Food costs fuel hike in nation's inflation rate

   Date:2008/03/12     Source:
CHINA'S inflation rate surged last month to its highest rate in nearly 12 years as heavy snowstorm disrupted food supplies.

The National Bureau of Statistics said yesterday the consumer price index rose 8.7 percent year-on-year in February, the biggest jump since the 8.9 percent recorded in May 1996.

The 8.7 percent rise in February was driven by a 23.3 percent jump in food costs, the bureau said.

Price rises for some individual goods were even more dramatic: pork was up 63.4 percent and vegetables 46 percent, contributing more than 80 percent of the CPI increase.

Non-food prices edged up only 1.6 percent from a year earlier.

The February figure was well above market expectations. For example, the Bank of China, the country's second-biggest lender, had predicted a rise of 8.3 percent.

The price rises added to the difficulty China has in reining in the full-year inflation rate, the bureau said, calling for more effective measures to stop overall prices rising too fast.

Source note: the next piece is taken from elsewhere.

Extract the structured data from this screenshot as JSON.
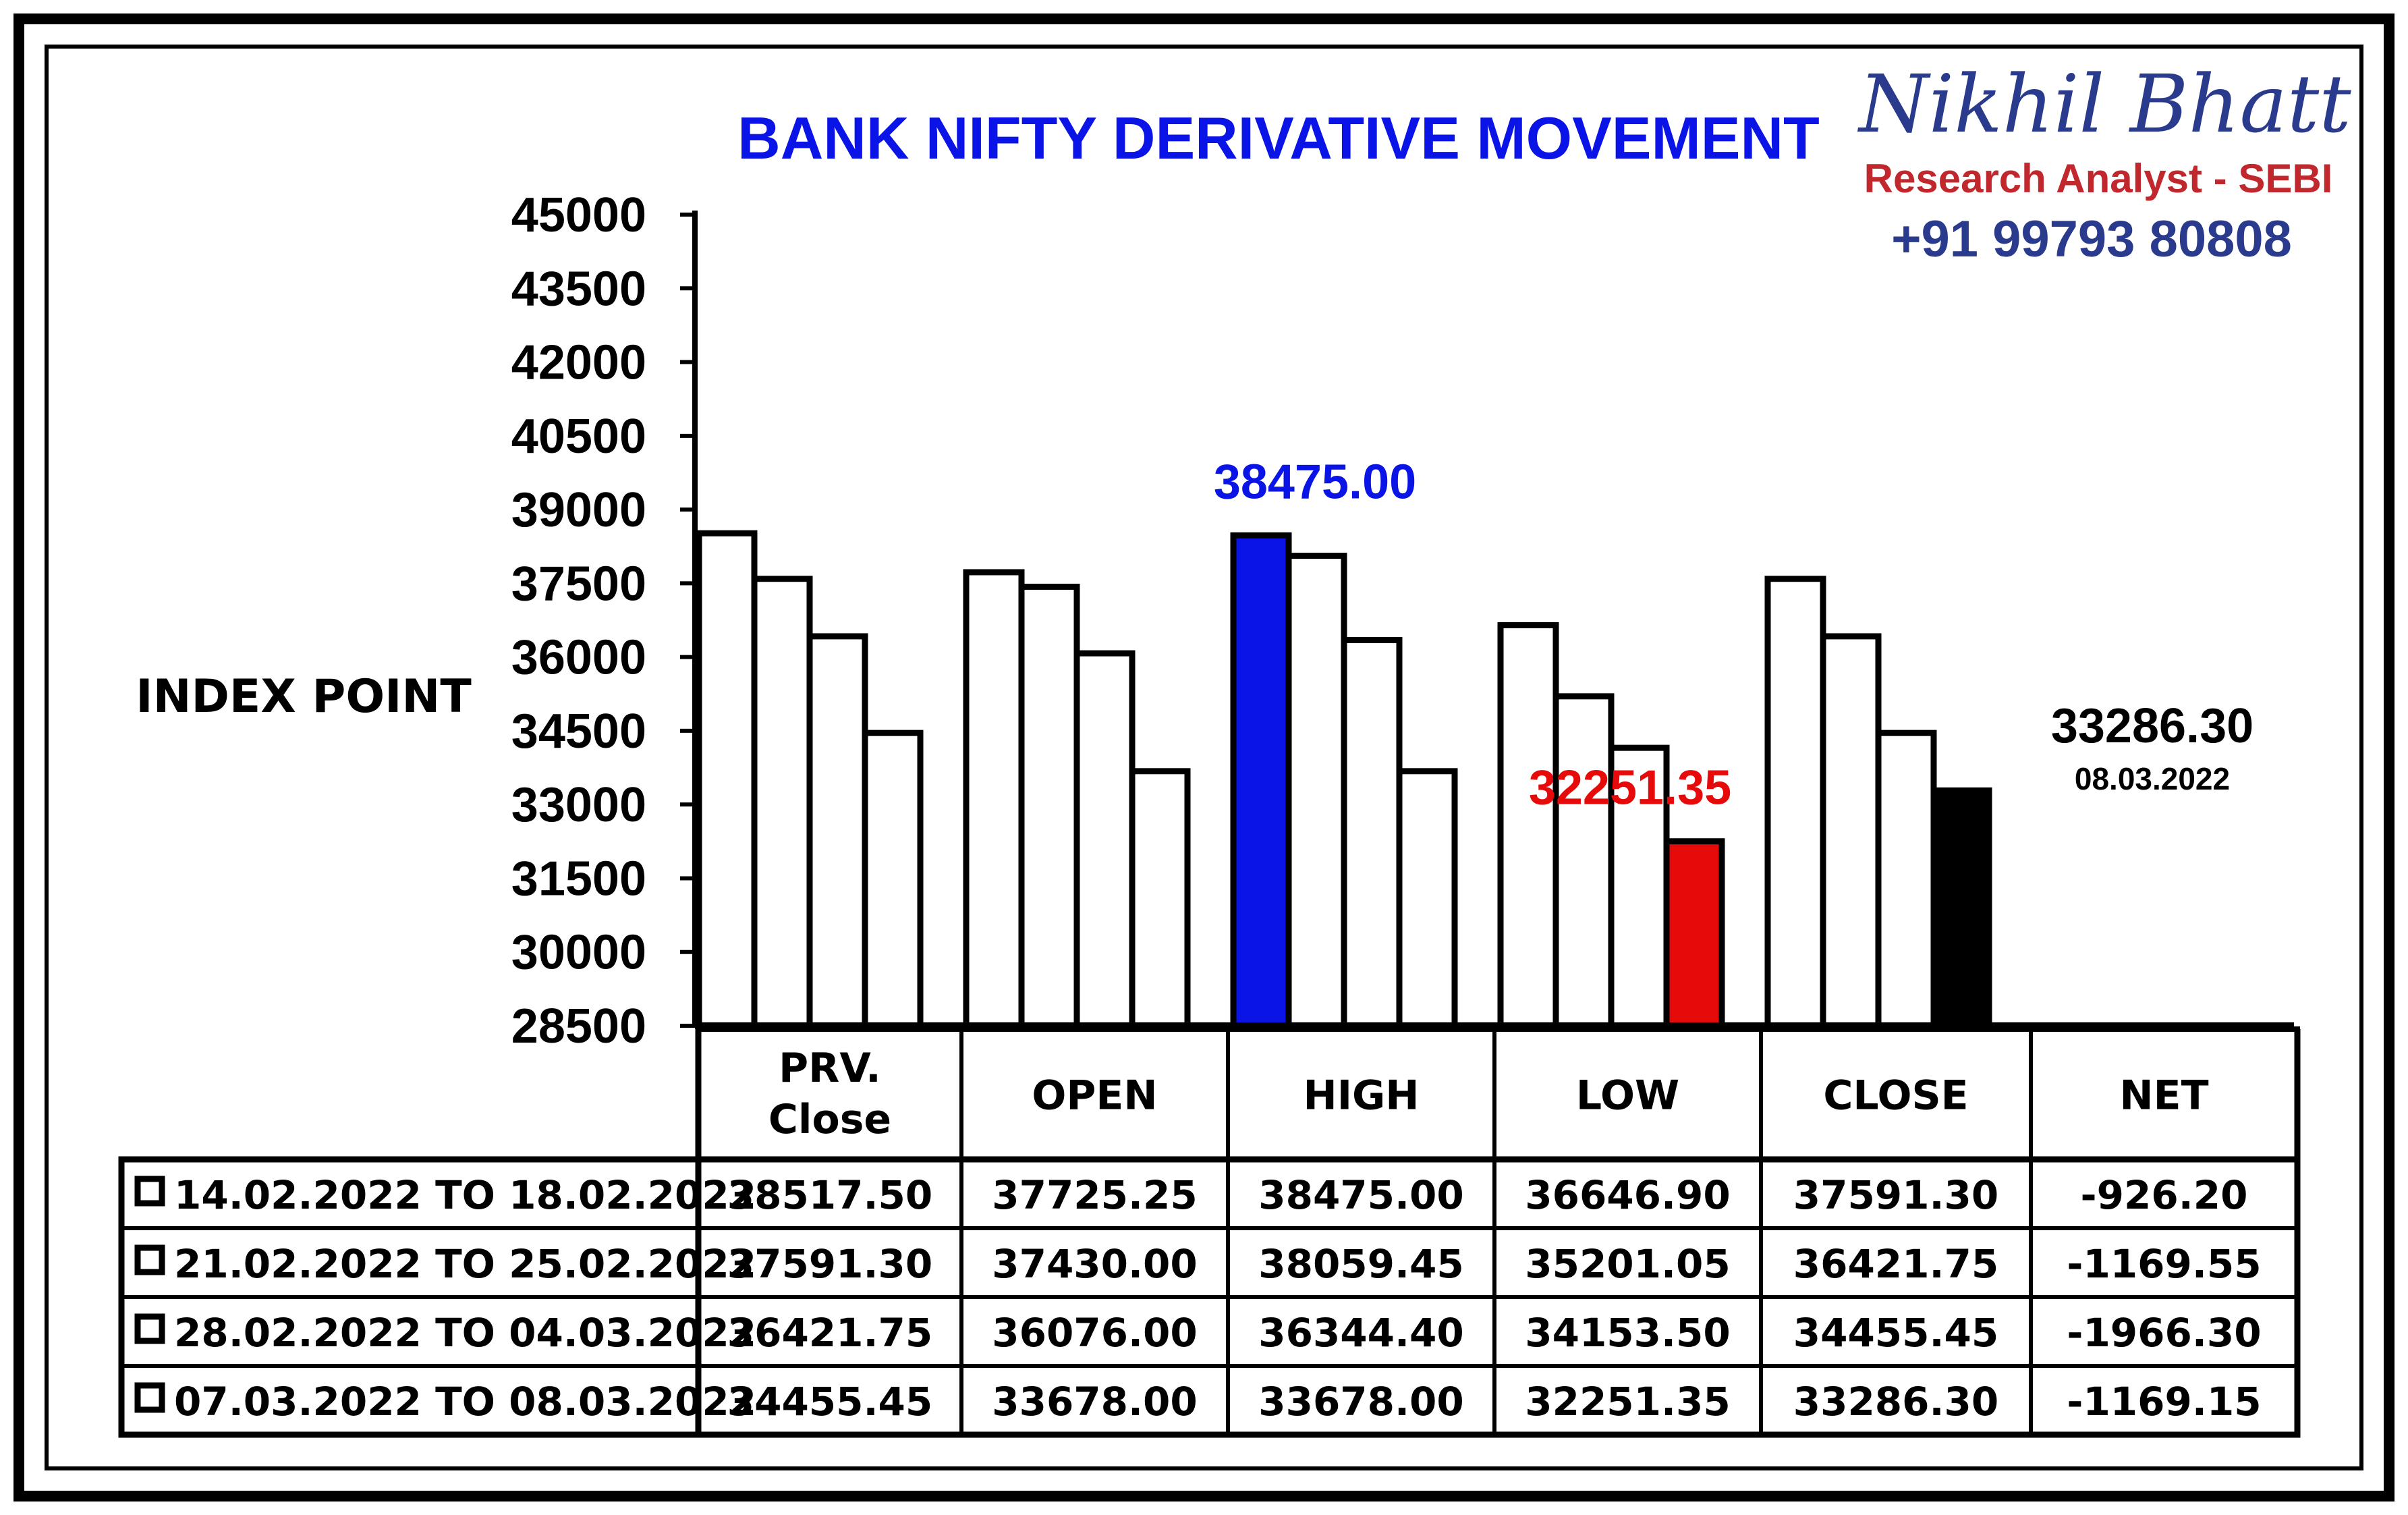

Bureau chief economist Yao Jingyuan ascribed the February jump mainly to soaring food prices, Lunar New Year shopping and the severe winter weather that hit many parts of China in January and February.

Also, the base of comparison last month was low because of the relatively small CPI rise of 2.7 percent in February last year, Yao said.

The figure, higher than January's 7.1-percent gallop, further departed from the central bank's target of controlling it under 4.8 percent this year.

"The CPI growth expanded at a faster pace than we had expected," said Li Maoyu, an analyst at the Changjiang Securities Co.

"It was mainly caused by the snowstorm which led to short supply and the increasing demand during the Chinese Lunar New Year."

Wang Qing, a Morgan Stanley economist, said the CPI in February "beat their expectations as food shortages proved to be more severe than expected in the aftermath of the snowstorm."